Chen et al. [Reference Chen, Sun, Duan, Huang and Peng21] calculated the elastic properties of a series of transition metal Laves phases with the C15 structure by first-principles calculations. They reported that the calculated Young’s modulus of C15 NbCo2 is 293.4 GPa, which is in reasonable agreement with the present results ranging from 281 to 290 GPa depending on the composition. In the present work, the elastic modulus of C15 NbCo2 is nearly constant from 26 to 34 at.% Nb. However, at 25 at.% Nb, where the SFE decreases and a high density of stacking faults occur, the elastic modulus of C15 NbCo2 decreases. This decrease in modulus of C15 NbCo2 at the Co-rich phase boundary could be related to the reduced thermodynamic phase stability of the C15 structure.

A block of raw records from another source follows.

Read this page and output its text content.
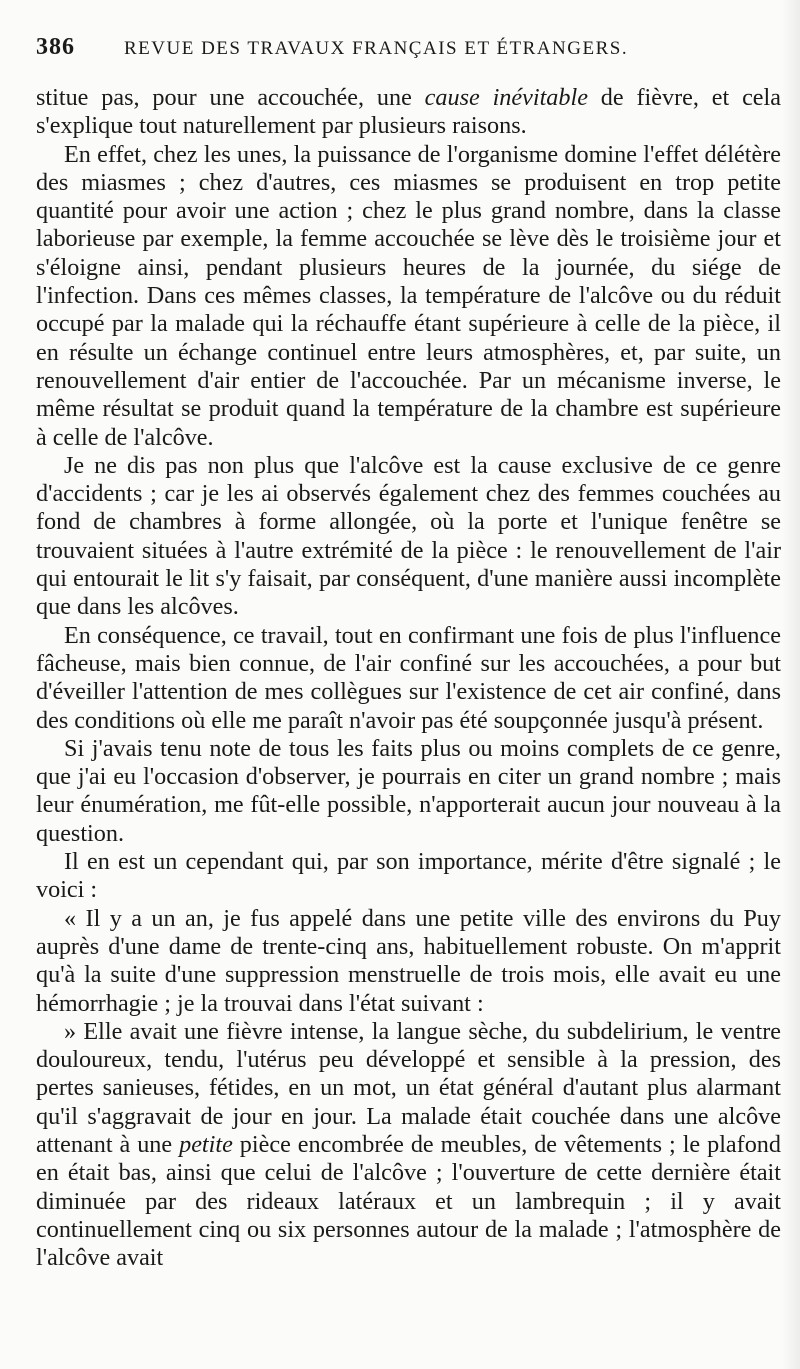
386	REVUE DES TRAVAUX FRANÇAIS ET ÉTRANGERS.

stitue pas, pour une accouchée, une cause inévitable de fièvre, et cela s'explique tout naturellement par plusieurs raisons.

En effet, chez les unes, la puissance de l'organisme domine l'effet délétère des miasmes ; chez d'autres, ces miasmes se produisent en trop petite quantité pour avoir une action ; chez le plus grand nombre, dans la classe laborieuse par exemple, la femme accouchée se lève dès le troisième jour et s'éloigne ainsi, pendant plusieurs heures de la journée, du siége de l'infection. Dans ces mêmes classes, la température de l'alcôve ou du réduit occupé par la malade qui la réchauffe étant supérieure à celle de la pièce, il en résulte un échange continuel entre leurs atmosphères, et, par suite, un renouvellement d'air entier de l'accouchée. Par un mécanisme inverse, le même résultat se produit quand la température de la chambre est supérieure à celle de l'alcôve.

Je ne dis pas non plus que l'alcôve est la cause exclusive de ce genre d'accidents ; car je les ai observés également chez des femmes couchées au fond de chambres à forme allongée, où la porte et l'unique fenêtre se trouvaient situées à l'autre extrémité de la pièce : le renouvellement de l'air qui entourait le lit s'y faisait, par conséquent, d'une manière aussi incomplète que dans les alcôves.

En conséquence, ce travail, tout en confirmant une fois de plus l'influence fâcheuse, mais bien connue, de l'air confiné sur les accouchées, a pour but d'éveiller l'attention de mes collègues sur l'existence de cet air confiné, dans des conditions où elle me paraît n'avoir pas été soupçonnée jusqu'à présent.

Si j'avais tenu note de tous les faits plus ou moins complets de ce genre, que j'ai eu l'occasion d'observer, je pourrais en citer un grand nombre ; mais leur énumération, me fût-elle possible, n'apporterait aucun jour nouveau à la question.

Il en est un cependant qui, par son importance, mérite d'être signalé ; le voici :

« Il y a un an, je fus appelé dans une petite ville des environs du Puy auprès d'une dame de trente-cinq ans, habituellement robuste. On m'apprit qu'à la suite d'une suppression menstruelle de trois mois, elle avait eu une hémorrhagie ; je la trouvai dans l'état suivant :

» Elle avait une fièvre intense, la langue sèche, du subdelirium, le ventre douloureux, tendu, l'utérus peu développé et sensible à la pression, des pertes sanieuses, fétides, en un mot, un état général d'autant plus alarmant qu'il s'aggravait de jour en jour. La malade était couchée dans une alcôve attenant à une petite pièce encombrée de meubles, de vêtements ; le plafond en était bas, ainsi que celui de l'alcôve ; l'ouverture de cette dernière était diminuée par des rideaux latéraux et un lambrequin ; il y avait continuellement cinq ou six personnes autour de la malade ; l'atmosphère de l'alcôve avait
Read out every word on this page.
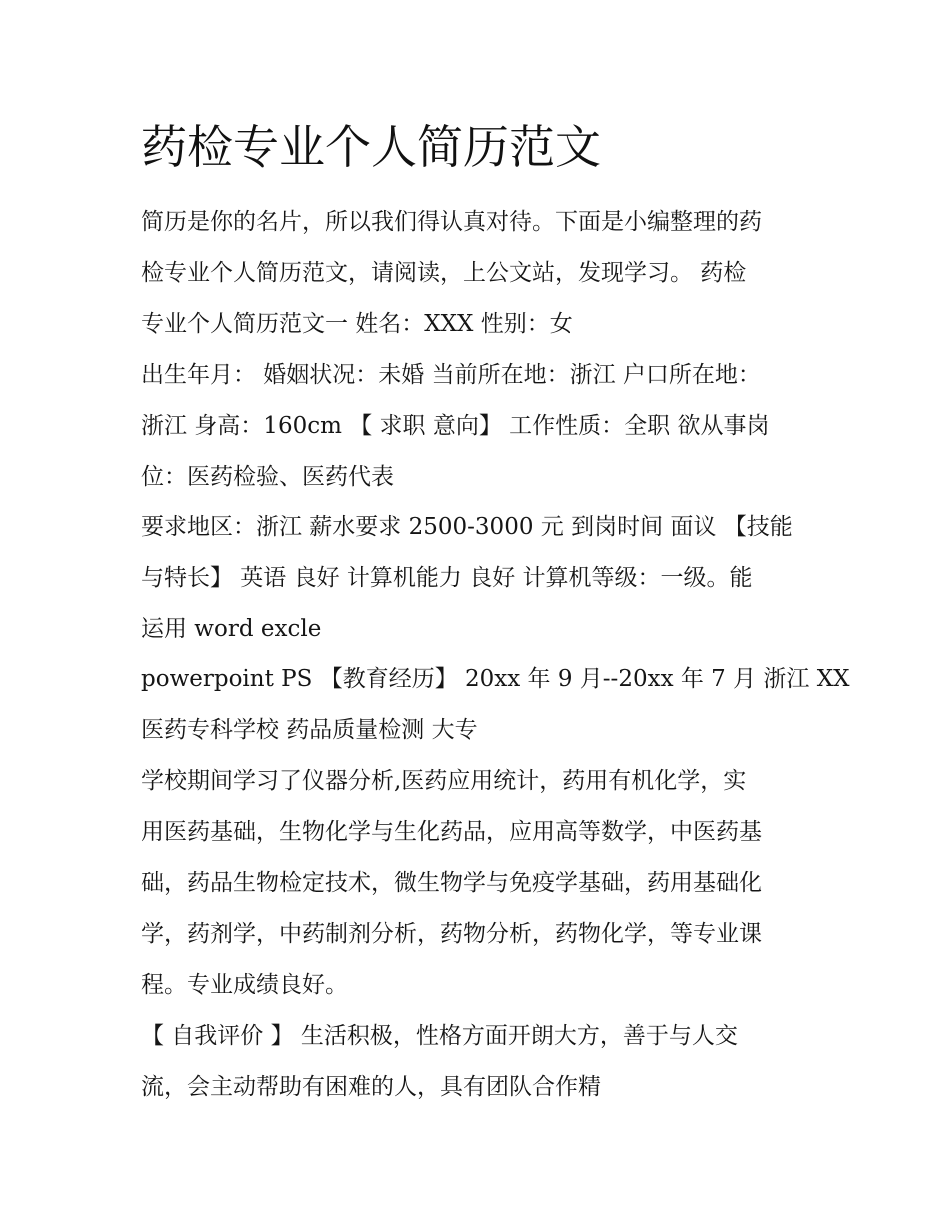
药检专业个人简历范文
简历是你的名片，所以我们得认真对待。下面是小编整理的药
检专业个人简历范文，请阅读，上公文站，发现学习。 药检
专业个人简历范文一 姓名：XXX 性别：女
出生年月： 婚姻状况：未婚 当前所在地：浙江 户口所在地：
浙江 身高：160cm 【 求职 意向】 工作性质：全职 欲从事岗
位：医药检验、医药代表
要求地区：浙江 薪水要求 2500-3000 元 到岗时间 面议 【技能
与特长】 英语 良好 计算机能力 良好 计算机等级：一级。能
运用 word excle
powerpoint PS 【教育经历】 20xx 年 9 月--20xx 年 7 月 浙江 XX
医药专科学校 药品质量检测 大专
学校期间学习了仪器分析,医药应用统计，药用有机化学，实
用医药基础，生物化学与生化药品，应用高等数学，中医药基
础，药品生物检定技术，微生物学与免疫学基础，药用基础化
学，药剂学，中药制剂分析，药物分析，药物化学，等专业课
程。专业成绩良好。
【 自我评价 】 生活积极，性格方面开朗大方，善于与人交
流，会主动帮助有困难的人，具有团队合作精
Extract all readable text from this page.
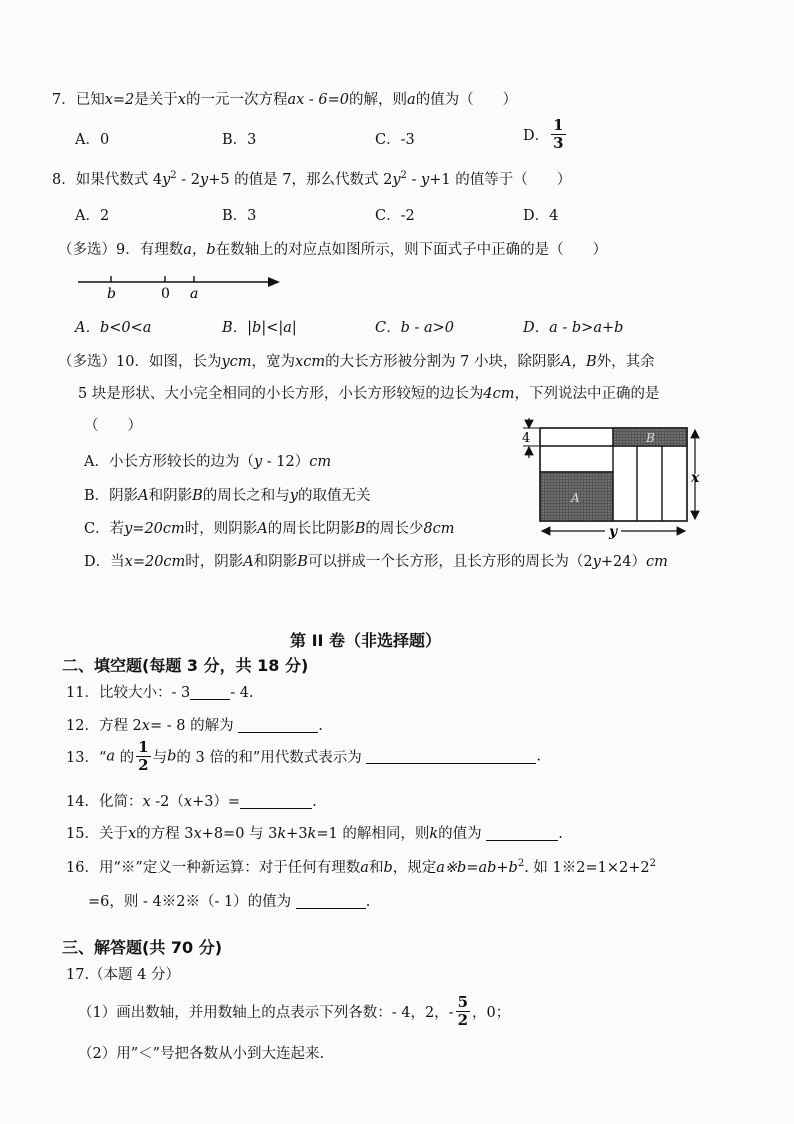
7．已知x=2是关于x的一元一次方程ax - 6=0的解，则a的值为（　　）
A．0	B．3	C．-3	D． $\frac{1}{3}$
8．如果代数式 $4y^2 - 2y+5$ 的值是 7，那么代数式 $2y^2 - y+1$ 的值等于（　　）
A．2	B．3	C．-2	D．4
（多选）9．有理数a，b在数轴上的对应点如图所示，则下面式子中正确的是（　　）
b	0 a
A．b<0<a	B．|b|<|a|	C．b - a>0	D．a - b>a+b
（多选）10．如图，长为ycm，宽为xcm的大长方形被分割为 7 小块，除阴影A，B外，其余
5 块是形状、大小完全相同的小长方形，小长方形较短的边长为4cm，下列说法中正确的是
（　　）
A．小长方形较长的边为（y - 12）cm
B．阴影A和阴影B的周长之和与y的取值无关
C．若y=20cm时，则阴影A的周长比阴影B的周长少8cm
D．当x=20cm时，阴影A和阴影B可以拼成一个长方形，且长方形的周长为（2y+24）cm
4
x
y
A
B
第 II 卷（非选择题）
二、填空题(每题 3 分，共 18 分)
11．比较大小：- 3	- 4.
12．方程 2x= - 8 的解为	.
13．“a 的 $\frac{1}{2}$ 与b的 3 倍的和”用代数式表示为	.
14．化简：x -2（x+3）=	.
15．关于x的方程 3x+8=0 与 3k+3k=1 的解相同，则k的值为	.
16．用“※”定义一种新运算：对于任何有理数a和b，规定$a※b=ab+b^2$. 如 $1※2=1\times 2+2^2$
=6，则 - 4※2※（- 1）的值为	.
三、解答题(共 70 分)
17.（本题 4 分）
（1）画出数轴，并用数轴上的点表示下列各数：- 4，2，- $\frac{5}{2}$ ，0；
（2）用”＜”号把各数从小到大连起来.
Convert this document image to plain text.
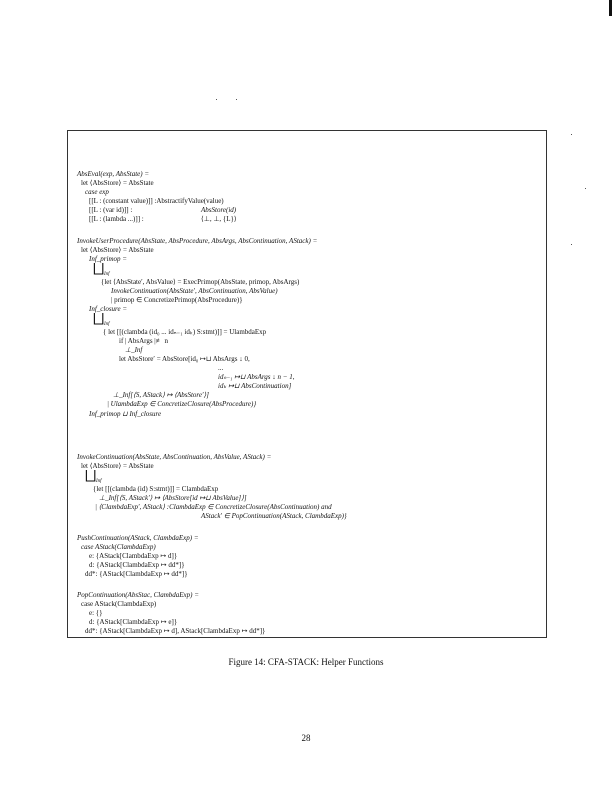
AbsEval(exp, AbsState) =
let ⟨AbsStore⟩ = AbsState
case exp
[[L : (constant value)]] :AbstractifyValue(value)
[[L : (var id)]] :	AbsStore(id)
[[L : (lambda ...)]] :	⟨⊥, ⊥, {L}⟩
InvokeUserProcedure(AbsState, AbsProcedure, AbsArgs, AbsContinuation, AStack) =
let ⟨AbsStore⟩ = AbsState
Inf_primop =
⨆ Inf
{let ⟨AbsState′, AbsValue⟩ = ExecPrimop(AbsState, primop, AbsArgs)
InvokeContinuation(AbsState′, AbsContinuation, AbsValue)
| primop ∈ ConcretizePrimop(AbsProcedure)}
Inf_closure =
⨆ Inf
{ let [[(clambda (id₀ ... idₙ₋₁ idₖ) S:stmt)]] = UlambdaExp
if | AbsArgs |≢ n
⊥_Inf
let AbsStore′ = AbsStore[id₀ ↦⊔ AbsArgs ↓ 0,
...
idₙ₋₁ ↦⊔ AbsArgs ↓ n − 1,
idₖ ↦⊔ AbsContinuation]
⊥_Inf[⟨S, AStack⟩ ↦ ⟨AbsStore′⟩]
| UlambdaExp ∈ ConcretizeClosure(AbsProcedure)}
Inf_primop ⊔ Inf_closure
InvokeContinuation(AbsState, AbsContinuation, AbsValue, AStack) =
let ⟨AbsStore⟩ = AbsState
⨆ Inf
{let [[(clambda (id) S:stmt)]] = ClambdaExp
⊥_Inf[⟨S, AStack′⟩ ↦ ⟨AbsStore[id ↦⊔ AbsValue]⟩]
| ⟨ClambdaExp′, AStack⟩ :ClambdaExp ∈ ConcretizeClosure(AbsContinuation) and
AStack′ ∈ PopContinuation(AStack, ClambdaExp)}
PushContinuation(AStack, ClambdaExp) =
case AStack(ClambdaExp)
e: {AStack[ClambdaExp ↦ d]}
d: {AStack[ClambdaExp ↦ dd*]}
dd*: {AStack[ClambdaExp ↦ dd*]}
PopContinuation(AbsStac, ClambdaExp) =
case AStack(ClambdaExp)
e: {}
d: {AStack[ClambdaExp ↦ e]}
dd*: {AStack[ClambdaExp ↦ d], AStack[ClambdaExp ↦ dd*]}
Figure 14: CFA-STACK: Helper Functions
28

The hardness of C15 NbCo2 is constant from 28 to 34 at.% Nb and decreases as the composition approaches the Co-rich phase boundary. Takata et al. [Reference Takata, Ghassemi-Armaki, Takeyama and Kumar13] reported a similar behavior in the NbFe2-based ternary Laves phase. They found that although the hardness of binary Fe–27Nb (at.% Nb) and the ternary Fe–27Nb–18Ni (at.% Nb) Laves phase is almost identical and independent of orientation, the hardness of ternary Fe–26Nb–33Ni (at.% Nb) Laves phase, which is located close to the Ni-rich phase boundary, is lower and exhibits anisotropic behavior.

Softening of Laves phases with deviation from the stoichiometric composition was reported by several authors [Reference Voß, Stein, Palm, Grüner, Kreiner, Frommeyer and Raabe5, Reference Chen, Chu, Kotula and Thoma8, Reference Müller and Paufler22], but the underlying mechanism is not clear yet. An example is the MgZn2 Laves phase. As the composition deviates from the stoichiometric composition, a decrease in hardness and yield strength was observed accompanied by a reduction in the initial dislocation density [Reference Müller and Paufler22, Reference Paufler23]. The softening effect is attributed to the decrease in the initial dislocation density at off-stoichiometric compositions [Reference Paufler23]. The constitutional defects in Laves phases at off-stoichiometric compositions might also aid the deformation process and contribute to the softening effect [Reference Chen, Chu, Kotula and Thoma8, Reference Takasugi, Yoshida and Hanada24, Reference Nakagawa, Ohta, Kaneno, Inoue and Takasugi25]. Moreover, the softening of the Laves phase is also associated with the decrease in shear modulus at off-stoichiometric compositions [Reference Chen, Chu, Kotula and Thoma8]. However, the present results show that the hardness and elastic modulus of the NbCo2 Laves phase are largely independent of the chemical composition, unless the composition approaches the Co-rich and Nb-rich phase boundaries, where C15 NbCo2 transforms to C36 and C14 NbCo2, respectively. This behavior cannot be well explained by the previous assumptions.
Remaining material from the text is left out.